À luz moribunda daquele minúsculo quarto embolorado, ela declarou: "Estávamos melhor antes!". E de fato, as crianças estavam melhor antes. Sem dúvida nenhuma, as condições em que haviam vivido durante as duas intermináveis semanas anteriores em confinamento eram menos deploráveis do que essa, nesse terrível castigo de quartinho.
O forte cheiro de poeira, de tristeza e madeira velha ardia as narinas das crianças. O chão semi coberto de um carpete velho cor de caramelo desfazia-se conforme caminhavam pelo lugar, degradando ainda mais o já deprimente cenário a cada novo passo que davam.
Com obstinada insatisfação, soltou as duas malinhas no canto no qual decidira se instalar, que caíram pesadas e soaram como se fossem terminar de destruir o chão velho e desabar terra abaixo. Não entendia o porquê tiveram que abandonar a casa iluminada e bem arejada a qual estavam antes para enfiar-se nesse fim de mundo. Fora ideia da irmã mais velha, por medo de alguma coisa que não pôde ouvir direito quando ela comentou com o outro irmão. Mas nada no mundo poderia justificar tal ultraje, assim julgava.
- Aqui é quase tão escuro quanto lá fora - observou o irmão, que olhava consternado pela minúscula janelinha do quarto, nas pontas dos pés pequeninos. Ele era alguns centímetros maior que a menina, pouco tempo mais velho e consideravelmente menos animoso. - Acho que logo não vamos conseguir enxergar mais nada.
- Quem precisa conseguir enxergar, quando não se tem nada para ver? - respondeu a irmã mais velha, irritada, enquanto terminava de descarregar algumas malas pelo quarto.

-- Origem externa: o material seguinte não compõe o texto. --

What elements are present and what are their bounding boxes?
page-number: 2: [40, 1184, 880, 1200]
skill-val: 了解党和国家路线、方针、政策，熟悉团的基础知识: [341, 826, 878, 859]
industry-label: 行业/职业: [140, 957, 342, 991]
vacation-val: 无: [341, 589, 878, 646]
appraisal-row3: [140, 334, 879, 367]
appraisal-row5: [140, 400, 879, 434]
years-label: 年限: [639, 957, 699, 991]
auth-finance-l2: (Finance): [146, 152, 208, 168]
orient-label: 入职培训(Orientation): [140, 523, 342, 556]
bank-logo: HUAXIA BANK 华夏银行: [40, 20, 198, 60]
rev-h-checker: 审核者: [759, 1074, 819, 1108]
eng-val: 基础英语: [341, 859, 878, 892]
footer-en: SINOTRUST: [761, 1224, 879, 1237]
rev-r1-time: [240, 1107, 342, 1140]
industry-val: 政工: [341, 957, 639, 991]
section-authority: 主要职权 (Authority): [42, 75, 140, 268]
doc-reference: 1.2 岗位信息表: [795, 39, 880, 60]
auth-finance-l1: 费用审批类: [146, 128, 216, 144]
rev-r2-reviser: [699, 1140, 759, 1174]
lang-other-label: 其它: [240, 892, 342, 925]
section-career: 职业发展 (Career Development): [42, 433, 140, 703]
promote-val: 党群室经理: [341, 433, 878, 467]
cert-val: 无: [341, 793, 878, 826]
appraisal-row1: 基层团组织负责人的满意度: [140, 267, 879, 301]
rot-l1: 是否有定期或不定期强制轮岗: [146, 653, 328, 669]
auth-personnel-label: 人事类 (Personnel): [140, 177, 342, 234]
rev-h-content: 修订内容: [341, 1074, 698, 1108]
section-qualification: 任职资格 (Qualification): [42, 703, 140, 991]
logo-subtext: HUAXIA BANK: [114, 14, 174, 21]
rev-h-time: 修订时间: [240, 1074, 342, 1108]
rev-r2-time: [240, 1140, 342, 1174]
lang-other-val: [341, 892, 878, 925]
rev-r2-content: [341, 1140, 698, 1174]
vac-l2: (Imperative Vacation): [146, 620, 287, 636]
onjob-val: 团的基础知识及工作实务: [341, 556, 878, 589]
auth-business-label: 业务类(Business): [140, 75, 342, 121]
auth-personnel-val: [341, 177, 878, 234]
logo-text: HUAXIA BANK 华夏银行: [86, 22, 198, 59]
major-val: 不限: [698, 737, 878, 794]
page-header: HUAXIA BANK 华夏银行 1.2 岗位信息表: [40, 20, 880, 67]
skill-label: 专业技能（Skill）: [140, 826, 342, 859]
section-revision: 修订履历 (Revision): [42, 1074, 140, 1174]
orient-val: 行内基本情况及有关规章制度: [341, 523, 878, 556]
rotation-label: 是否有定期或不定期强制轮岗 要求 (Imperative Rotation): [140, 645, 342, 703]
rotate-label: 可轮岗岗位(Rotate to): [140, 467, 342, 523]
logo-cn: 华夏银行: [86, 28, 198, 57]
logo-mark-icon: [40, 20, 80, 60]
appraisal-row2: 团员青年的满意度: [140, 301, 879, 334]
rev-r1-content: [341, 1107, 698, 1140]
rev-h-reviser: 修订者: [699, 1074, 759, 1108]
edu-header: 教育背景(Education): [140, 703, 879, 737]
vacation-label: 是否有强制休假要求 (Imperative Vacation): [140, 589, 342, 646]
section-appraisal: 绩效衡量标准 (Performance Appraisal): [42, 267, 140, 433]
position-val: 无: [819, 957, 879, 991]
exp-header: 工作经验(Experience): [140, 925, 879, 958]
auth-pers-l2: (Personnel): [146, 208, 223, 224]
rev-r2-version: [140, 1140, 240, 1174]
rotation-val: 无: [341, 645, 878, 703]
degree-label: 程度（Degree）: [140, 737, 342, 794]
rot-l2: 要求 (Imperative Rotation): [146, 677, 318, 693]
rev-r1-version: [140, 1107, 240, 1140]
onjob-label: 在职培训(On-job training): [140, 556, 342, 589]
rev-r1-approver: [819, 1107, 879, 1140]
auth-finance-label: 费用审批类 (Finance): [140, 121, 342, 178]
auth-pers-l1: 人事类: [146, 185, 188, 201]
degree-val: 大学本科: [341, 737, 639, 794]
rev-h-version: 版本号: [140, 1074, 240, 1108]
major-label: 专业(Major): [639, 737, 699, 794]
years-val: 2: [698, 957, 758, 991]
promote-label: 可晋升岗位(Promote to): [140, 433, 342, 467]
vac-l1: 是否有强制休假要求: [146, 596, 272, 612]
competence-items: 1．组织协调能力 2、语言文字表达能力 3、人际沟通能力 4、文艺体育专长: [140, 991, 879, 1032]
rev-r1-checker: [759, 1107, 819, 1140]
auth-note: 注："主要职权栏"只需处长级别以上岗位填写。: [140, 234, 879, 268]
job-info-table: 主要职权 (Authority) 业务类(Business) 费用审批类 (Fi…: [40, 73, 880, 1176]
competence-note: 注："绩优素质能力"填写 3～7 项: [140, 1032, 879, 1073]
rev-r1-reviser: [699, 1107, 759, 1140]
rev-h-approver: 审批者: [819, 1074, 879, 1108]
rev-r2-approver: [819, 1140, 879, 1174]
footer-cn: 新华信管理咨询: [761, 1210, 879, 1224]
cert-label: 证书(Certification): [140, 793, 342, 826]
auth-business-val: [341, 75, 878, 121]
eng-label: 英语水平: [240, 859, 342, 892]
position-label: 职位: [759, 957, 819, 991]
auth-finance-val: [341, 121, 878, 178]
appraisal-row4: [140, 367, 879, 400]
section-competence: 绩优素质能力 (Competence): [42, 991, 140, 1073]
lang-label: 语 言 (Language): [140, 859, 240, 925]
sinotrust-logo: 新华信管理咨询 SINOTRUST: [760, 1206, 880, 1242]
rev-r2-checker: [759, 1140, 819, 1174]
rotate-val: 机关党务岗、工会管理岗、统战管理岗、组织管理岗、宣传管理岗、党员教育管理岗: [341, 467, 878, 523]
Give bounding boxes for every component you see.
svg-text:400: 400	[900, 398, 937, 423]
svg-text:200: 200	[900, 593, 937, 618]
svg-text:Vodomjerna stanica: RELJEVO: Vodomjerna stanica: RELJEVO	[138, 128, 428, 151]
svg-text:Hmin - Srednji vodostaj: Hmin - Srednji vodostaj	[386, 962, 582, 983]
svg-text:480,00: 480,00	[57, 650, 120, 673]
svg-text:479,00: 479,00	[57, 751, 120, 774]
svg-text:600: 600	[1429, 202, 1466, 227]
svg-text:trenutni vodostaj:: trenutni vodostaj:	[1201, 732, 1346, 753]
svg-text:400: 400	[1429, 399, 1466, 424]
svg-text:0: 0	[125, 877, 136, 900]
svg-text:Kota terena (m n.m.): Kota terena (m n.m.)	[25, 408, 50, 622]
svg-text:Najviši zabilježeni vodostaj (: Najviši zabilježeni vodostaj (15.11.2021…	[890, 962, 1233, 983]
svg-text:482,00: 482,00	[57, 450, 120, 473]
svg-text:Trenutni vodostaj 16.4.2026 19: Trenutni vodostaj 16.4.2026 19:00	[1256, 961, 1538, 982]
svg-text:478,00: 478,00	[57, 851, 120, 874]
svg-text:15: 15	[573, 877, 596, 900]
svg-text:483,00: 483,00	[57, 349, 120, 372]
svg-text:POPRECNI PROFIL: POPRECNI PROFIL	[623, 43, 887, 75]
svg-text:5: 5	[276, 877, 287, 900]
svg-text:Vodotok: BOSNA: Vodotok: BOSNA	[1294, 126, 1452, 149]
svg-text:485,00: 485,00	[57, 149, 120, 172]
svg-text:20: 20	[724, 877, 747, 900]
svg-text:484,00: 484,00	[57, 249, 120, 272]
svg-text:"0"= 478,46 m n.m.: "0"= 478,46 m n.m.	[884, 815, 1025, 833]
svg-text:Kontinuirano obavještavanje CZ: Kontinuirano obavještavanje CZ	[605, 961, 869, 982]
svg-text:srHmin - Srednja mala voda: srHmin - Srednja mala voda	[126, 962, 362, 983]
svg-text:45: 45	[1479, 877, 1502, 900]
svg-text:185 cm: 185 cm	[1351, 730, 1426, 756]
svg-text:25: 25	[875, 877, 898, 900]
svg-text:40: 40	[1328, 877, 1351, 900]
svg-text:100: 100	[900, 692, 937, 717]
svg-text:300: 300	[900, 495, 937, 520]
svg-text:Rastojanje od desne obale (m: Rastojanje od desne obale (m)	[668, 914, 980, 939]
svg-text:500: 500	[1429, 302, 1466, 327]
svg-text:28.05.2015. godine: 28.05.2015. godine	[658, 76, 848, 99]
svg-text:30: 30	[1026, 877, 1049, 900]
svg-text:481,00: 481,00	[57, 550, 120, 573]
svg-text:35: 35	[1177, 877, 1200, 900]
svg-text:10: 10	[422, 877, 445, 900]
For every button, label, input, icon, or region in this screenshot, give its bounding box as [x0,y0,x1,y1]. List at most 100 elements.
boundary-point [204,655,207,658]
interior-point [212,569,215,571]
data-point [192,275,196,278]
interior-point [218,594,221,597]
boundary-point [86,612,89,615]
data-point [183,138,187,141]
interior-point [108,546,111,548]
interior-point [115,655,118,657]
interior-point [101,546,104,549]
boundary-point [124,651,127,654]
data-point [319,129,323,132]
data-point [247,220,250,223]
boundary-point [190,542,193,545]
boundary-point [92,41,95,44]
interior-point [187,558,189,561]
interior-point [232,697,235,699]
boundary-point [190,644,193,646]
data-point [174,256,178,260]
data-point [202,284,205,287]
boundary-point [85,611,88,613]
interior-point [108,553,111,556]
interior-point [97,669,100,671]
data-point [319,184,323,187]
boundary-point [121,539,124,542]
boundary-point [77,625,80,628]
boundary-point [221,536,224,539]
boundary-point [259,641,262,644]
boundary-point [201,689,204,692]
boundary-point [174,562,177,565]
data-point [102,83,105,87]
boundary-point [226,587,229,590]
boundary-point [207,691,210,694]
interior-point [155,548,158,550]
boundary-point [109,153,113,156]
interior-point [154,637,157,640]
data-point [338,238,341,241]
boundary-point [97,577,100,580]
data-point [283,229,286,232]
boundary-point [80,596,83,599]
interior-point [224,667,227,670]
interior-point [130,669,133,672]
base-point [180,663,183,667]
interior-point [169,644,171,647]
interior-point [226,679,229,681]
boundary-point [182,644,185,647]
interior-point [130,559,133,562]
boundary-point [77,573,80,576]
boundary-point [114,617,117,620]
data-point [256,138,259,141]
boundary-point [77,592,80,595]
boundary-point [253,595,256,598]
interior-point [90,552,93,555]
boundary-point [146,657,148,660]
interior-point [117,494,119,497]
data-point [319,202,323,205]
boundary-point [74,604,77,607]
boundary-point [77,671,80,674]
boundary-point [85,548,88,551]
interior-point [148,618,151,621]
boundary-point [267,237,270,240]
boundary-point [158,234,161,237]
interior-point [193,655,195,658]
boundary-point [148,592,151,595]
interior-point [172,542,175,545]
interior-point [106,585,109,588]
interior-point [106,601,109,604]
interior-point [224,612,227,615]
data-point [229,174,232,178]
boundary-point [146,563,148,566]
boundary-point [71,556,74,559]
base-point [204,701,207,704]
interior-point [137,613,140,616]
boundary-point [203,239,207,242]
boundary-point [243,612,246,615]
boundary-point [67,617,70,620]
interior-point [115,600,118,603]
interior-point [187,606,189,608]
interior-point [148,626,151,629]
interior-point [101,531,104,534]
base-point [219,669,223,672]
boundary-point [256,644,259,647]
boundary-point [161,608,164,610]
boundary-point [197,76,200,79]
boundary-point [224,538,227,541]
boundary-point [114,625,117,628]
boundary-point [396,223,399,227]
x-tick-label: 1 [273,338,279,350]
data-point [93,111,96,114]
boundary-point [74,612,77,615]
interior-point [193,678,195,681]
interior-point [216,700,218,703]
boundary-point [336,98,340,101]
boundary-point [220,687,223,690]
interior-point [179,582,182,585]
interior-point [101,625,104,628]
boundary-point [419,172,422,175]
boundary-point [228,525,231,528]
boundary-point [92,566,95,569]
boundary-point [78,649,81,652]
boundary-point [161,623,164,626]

Fez-se se silêncio por um momento, enquanto aquelas palavras pairavam pelo ar e pesavam em seus pensamentos. todos eles refletiam e maquinavam sobre o que havia sido dito. Afinal, para que servem os olhos na escuridão? De que adianta viver em um mundo com tanta beleza, se não podem ao menos vê-las? E poderia o mundo ainda ser considerado belo se não é possível ver sua beleza? A dona das palavras ásperas que despertaram tais dúvidas naquelas pequenas mentes acreditava que não.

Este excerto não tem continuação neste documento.